Before I get into it.. let me explain the current situation of my family. My parents divorced when I was four or five years old.. I don’t remember what age, but I remember the conversation like it was yesterday. I was sitting on my dad’s lap in the green chair in the corner of our living room and my brother was on the couch. I didn’t understand what it exactly meant, all I knew is that my parents were no longer going to be under the same roof. It didn’t really take a huge toll on me like I have seen it done to my friends, and I have my mom and dad to thank for that.

Fast forward a few years my dad and my mom were both dating again. My dad was dating this tall beautiful blonde Danielle and my mom was dating a tall dark and handsome man Britt. I loved them both very much. At such a young age all I knew was love, and I don’t remember much but all I know is that looking back at it, ten years later, all I can remember was how excited I was to have more people to play hide and go seek with. I’m serious by the way.

They both ended up marrying Danielle and Britt and I was so excited. Britt had three daughters so I got the sisters I always had wanted, and Danielle was always there at my cheerleading competitions, basketball games, you name it, she was there.

Obviously, not everything can be rainbows and butterflies but I swear by this. When I am asked about my childhood, honestly, I don’t have much to complain about. I always saw it as these extra parents to love and get to have two houses, extra grandparents, and more gifts ;). 

I can’t speak for anyone else other than myself, my brother was four years older and I know he was more affected than I was because he understood it more, but I think it’s very important for parents who bring children into this world to understand what exactly they’re doing to the family when they divorce.

I believe in separating if it is best for your relationship with your spouse. I also believe once you have children it becomes about them and not you. My parents, all four of them, are the most selfless people I know and my upbringing is a huge example of why. Although my mom and dad did not work out together, they still showed me how to love each other through the bad and how to accept the people brought into the family. They never fought over custody, they never brought us to court, and they never made us see the awful sides of a divorce. My mom and my dad were so happy for each other when they both found a new love, and that is the most beautiful thing of all to me. Both of my moms and both of my dads all love each other very much. I have one Thanksgiving, one birthday, etc.. They all used to live in the same neighborhood.

When I am faced with a situation causing me to explain the dynamics of my family, the inevitable questions come such as...

“Wait… they get along?” “There’s no way.. what about your mom and stepmom? Don’t they hate each other? And your dad and stepdad?” “THEY LIVE IN THE SAME NEIGHBORHOOD??”

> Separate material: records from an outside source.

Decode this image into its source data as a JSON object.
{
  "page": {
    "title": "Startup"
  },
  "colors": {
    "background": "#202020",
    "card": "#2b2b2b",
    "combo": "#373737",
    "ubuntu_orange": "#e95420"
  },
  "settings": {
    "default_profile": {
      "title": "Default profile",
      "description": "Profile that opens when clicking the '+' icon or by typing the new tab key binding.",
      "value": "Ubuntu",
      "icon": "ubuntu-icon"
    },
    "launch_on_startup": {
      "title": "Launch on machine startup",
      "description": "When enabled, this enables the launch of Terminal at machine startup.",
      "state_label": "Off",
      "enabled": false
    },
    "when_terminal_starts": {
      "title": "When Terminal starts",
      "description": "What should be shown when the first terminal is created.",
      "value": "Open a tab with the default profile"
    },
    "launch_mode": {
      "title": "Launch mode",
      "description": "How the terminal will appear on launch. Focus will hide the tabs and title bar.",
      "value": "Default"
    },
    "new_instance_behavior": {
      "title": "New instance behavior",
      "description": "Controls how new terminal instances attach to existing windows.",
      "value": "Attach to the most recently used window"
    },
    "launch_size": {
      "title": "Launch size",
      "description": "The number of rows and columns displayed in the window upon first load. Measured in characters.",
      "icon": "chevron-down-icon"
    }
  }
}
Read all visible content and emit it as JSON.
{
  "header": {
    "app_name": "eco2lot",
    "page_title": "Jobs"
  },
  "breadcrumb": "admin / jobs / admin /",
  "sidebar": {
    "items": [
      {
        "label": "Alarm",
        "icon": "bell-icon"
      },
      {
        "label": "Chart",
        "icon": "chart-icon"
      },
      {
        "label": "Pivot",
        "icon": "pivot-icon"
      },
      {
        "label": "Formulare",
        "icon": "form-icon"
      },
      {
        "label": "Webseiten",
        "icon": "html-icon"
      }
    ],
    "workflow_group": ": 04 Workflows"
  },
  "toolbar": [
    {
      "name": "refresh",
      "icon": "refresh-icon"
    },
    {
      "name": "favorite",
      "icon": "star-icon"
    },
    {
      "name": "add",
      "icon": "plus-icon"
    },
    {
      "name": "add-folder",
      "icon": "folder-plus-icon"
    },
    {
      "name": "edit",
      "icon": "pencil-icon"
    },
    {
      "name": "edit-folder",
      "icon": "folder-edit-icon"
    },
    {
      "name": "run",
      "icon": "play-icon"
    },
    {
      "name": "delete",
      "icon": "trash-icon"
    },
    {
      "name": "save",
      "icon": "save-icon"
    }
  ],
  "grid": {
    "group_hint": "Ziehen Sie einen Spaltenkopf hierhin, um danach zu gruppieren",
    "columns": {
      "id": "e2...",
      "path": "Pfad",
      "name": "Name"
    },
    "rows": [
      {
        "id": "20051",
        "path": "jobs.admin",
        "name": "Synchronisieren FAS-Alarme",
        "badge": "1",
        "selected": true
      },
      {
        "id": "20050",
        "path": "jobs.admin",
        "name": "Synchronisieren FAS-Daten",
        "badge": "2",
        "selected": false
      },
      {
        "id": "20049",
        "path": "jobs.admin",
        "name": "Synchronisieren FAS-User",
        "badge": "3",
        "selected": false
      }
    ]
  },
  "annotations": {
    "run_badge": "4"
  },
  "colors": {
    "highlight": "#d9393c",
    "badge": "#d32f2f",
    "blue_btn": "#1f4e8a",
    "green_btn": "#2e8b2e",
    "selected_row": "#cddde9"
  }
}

I take a sense of pride when answering these questions, and I am so thankful to be in the position I am in with my family. I am so blessed to have four amazing parents who love me very much and four siblings who are always going to be there for me. I don’t know the term “step” and I encourage anyone who might be going through a divorce to understand how the outcome doesn’t always have to be terrible. I really appreciate everything my parents did to make it a smooth transition and I hope this can inspire families to hear it from the child’s point of view in a positive light. Happily Divorced families are a possibility.